Portanto, é importante que pessoas idosas ou que sofram de uma doença crônica procurem tratamento imediato para doenças respiratórias.

O que Deve ser Feito?

Mesmo que a pessoa apresente alguns dos sintomas normalmente associados à pneumonia, ela não deve supor que tem a doença. Em vez disso, deve pensar apenas que está com um resfriado ou outra infecção do trato respiratório e tratar-se da forma apropriada.

No entanto, um médico deve ser consultado imediatamente se a pessoa passar a sentir falta de ar, dor no peito ao respirar ou, ainda, se tiver tosse com produção de muco com sangue.

Além de examinar o peito com um estetoscópio, o médico dá algumas batidas leves na mesma região do corpo (percussão), pergunta se a pessoa fuma e como foram os primeiros sintomas. Com base nesse exame, é possível que o médico consiga fazer um diagnóstico preciso de pneumonia, determinando até mesmo o seu tipo.
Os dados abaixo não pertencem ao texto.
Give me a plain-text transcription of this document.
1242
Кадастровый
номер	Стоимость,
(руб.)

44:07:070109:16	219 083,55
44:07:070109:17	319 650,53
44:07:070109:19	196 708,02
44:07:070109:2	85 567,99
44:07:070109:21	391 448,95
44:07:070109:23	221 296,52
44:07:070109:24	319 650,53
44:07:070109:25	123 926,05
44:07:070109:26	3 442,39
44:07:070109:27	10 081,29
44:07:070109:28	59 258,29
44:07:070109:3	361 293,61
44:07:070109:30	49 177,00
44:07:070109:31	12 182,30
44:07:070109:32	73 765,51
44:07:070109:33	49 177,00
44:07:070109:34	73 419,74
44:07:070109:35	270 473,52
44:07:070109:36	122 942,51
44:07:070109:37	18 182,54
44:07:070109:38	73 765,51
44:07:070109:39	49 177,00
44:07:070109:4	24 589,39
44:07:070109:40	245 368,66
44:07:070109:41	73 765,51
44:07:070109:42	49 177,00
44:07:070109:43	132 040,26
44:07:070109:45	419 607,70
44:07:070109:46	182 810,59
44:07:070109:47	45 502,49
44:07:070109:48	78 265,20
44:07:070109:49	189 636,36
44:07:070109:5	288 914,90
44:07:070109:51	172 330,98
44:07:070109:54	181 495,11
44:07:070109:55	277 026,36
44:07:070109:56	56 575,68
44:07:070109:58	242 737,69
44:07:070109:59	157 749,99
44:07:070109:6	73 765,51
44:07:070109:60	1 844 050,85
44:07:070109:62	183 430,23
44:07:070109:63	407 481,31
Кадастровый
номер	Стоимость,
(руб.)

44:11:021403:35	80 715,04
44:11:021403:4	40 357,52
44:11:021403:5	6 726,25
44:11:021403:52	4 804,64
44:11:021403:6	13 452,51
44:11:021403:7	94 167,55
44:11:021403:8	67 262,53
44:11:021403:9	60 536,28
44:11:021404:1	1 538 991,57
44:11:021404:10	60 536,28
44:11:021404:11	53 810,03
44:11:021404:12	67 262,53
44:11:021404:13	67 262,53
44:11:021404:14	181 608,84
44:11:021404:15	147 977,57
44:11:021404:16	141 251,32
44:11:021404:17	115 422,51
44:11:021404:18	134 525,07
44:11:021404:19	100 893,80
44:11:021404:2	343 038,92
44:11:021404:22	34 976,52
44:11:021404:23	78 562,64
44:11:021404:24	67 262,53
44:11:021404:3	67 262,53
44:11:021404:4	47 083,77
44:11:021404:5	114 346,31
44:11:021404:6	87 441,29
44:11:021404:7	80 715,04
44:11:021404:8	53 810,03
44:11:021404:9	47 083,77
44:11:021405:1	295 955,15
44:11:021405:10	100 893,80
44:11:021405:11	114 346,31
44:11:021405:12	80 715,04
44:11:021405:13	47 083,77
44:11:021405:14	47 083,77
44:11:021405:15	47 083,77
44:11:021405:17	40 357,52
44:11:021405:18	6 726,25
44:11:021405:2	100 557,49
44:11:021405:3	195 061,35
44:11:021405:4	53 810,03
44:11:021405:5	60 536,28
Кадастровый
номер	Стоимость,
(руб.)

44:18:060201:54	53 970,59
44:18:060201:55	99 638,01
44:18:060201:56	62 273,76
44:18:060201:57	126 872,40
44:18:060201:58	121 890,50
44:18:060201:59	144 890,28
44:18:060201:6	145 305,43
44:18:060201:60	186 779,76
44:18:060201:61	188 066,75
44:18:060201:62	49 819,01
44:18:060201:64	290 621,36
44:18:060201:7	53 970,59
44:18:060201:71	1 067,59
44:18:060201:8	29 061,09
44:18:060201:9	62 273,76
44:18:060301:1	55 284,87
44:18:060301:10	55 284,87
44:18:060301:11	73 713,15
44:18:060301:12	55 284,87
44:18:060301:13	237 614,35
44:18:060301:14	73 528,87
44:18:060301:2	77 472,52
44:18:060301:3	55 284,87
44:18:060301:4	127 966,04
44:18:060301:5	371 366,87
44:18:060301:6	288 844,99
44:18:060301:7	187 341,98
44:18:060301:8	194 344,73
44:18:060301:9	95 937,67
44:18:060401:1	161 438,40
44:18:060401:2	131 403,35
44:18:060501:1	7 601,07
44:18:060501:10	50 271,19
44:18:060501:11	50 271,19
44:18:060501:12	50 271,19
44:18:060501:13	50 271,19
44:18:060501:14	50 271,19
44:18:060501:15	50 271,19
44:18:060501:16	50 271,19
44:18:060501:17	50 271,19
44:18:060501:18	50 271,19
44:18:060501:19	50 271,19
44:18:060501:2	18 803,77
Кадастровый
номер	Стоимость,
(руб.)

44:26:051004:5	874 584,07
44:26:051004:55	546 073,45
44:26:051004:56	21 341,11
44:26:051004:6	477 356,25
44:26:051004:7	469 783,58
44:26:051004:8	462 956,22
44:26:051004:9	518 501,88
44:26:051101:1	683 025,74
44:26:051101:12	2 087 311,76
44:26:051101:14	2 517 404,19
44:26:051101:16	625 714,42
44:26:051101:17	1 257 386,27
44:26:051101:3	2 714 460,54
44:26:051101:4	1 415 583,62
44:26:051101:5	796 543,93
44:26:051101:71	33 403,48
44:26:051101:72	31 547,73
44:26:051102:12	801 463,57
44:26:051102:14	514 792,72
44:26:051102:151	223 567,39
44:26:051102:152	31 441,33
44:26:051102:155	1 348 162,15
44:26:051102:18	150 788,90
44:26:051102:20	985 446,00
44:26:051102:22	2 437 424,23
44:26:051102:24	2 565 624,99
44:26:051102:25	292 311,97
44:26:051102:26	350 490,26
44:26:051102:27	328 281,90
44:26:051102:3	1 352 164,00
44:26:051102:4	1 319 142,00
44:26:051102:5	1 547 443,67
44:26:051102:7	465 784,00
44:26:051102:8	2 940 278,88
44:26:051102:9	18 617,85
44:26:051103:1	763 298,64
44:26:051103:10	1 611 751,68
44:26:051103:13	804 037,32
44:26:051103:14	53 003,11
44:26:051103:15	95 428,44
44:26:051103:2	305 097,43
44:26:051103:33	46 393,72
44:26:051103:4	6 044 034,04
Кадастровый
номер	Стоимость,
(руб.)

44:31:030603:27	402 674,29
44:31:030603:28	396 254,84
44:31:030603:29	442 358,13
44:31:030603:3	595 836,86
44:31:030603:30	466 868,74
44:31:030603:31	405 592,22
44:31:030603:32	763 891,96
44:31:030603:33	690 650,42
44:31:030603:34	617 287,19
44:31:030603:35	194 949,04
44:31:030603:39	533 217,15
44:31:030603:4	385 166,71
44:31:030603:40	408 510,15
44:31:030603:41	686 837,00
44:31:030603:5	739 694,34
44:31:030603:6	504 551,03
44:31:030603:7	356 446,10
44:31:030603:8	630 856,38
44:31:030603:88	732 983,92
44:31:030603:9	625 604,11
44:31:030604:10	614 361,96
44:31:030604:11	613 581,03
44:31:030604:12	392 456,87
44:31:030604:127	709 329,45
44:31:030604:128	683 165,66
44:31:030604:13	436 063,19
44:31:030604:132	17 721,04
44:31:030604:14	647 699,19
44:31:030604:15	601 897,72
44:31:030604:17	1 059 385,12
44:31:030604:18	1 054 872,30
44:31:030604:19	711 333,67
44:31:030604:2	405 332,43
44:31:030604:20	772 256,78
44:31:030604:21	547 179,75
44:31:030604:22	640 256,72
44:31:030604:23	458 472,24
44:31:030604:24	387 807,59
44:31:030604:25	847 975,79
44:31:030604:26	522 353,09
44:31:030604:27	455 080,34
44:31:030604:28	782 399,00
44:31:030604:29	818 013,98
Entretanto, podem ser necessários outros testes, como raios X do tórax e exames de sangue e de escarro.

Qual é o Tratamento?

Auto-ajuda: diante de sintomas de pneumonia, deve-se sempre procurar ajuda médica sem demora.

Ajuda Profissional: o melhor tratamento poderá ser, simplesmente, manter-se aquecido, beber muito líquido e tomar xaropes para a tosse e antibióticos.

Entretanto, supervisão e observação médicas são desejáveis durante os estágios iniciais da pneumonia, especialmente se houver dúvidas quanto à causa precisa e a extensão da inflamação.

Se o médico suspeitar de algum tipo de pneumonia que pode tornar-se muito grave em poucas horas, ele poderá recomendar a hospitalização.

Os antibióticos podem ser administrados por via oral ou intravenosa. Há uma grande variedade de antibióticos e o médico selecionará um deles com base na provável causa da doença.

Os exames laboratoriais de sangue e escarro indicarão o microrganismo causador da infecção. O médico também precisará saber se a pessoa é alérgica a algum tipo de antibiótico. Analgésicos como a aspirina ajudam a aliviar a dor no peito.

Se a pessoa sentir muita falta de ar e a pele tornar-se azulada, provavelmente ela precisará de oxigênio, que é aplicado através de uma máscara ou de um tubo inserido no nariz.

Se os problemas pulmonares persistirem mesmo após todas as tentativas de tratamento, o médico poderá recomendar uma broncoscopia para excluir outras causas, como o câncer de pulmão ou a inalação de um corpo estranho, ou para obter amostras de secreções para uma pesquisa laboratorial adicional.

Uma pessoa jovem e saudável normalmente se recupera completamente dentro de duas a três semanas.

Mesmo nos casos de pneumonia viral, as chances de complicações graves são mínimas, pois os antibióticos podem evitar infecções bacterianas secundárias.

Após o término da infecção e a recuperação, a pessoa poderá continuar a sentir-se cansada e apresentar uma tosse persistente por um longo período.

É possível que um fumante compulsivo, ou alguém cronicamente doente, leve meses para recuperar-se de uma pneumonia.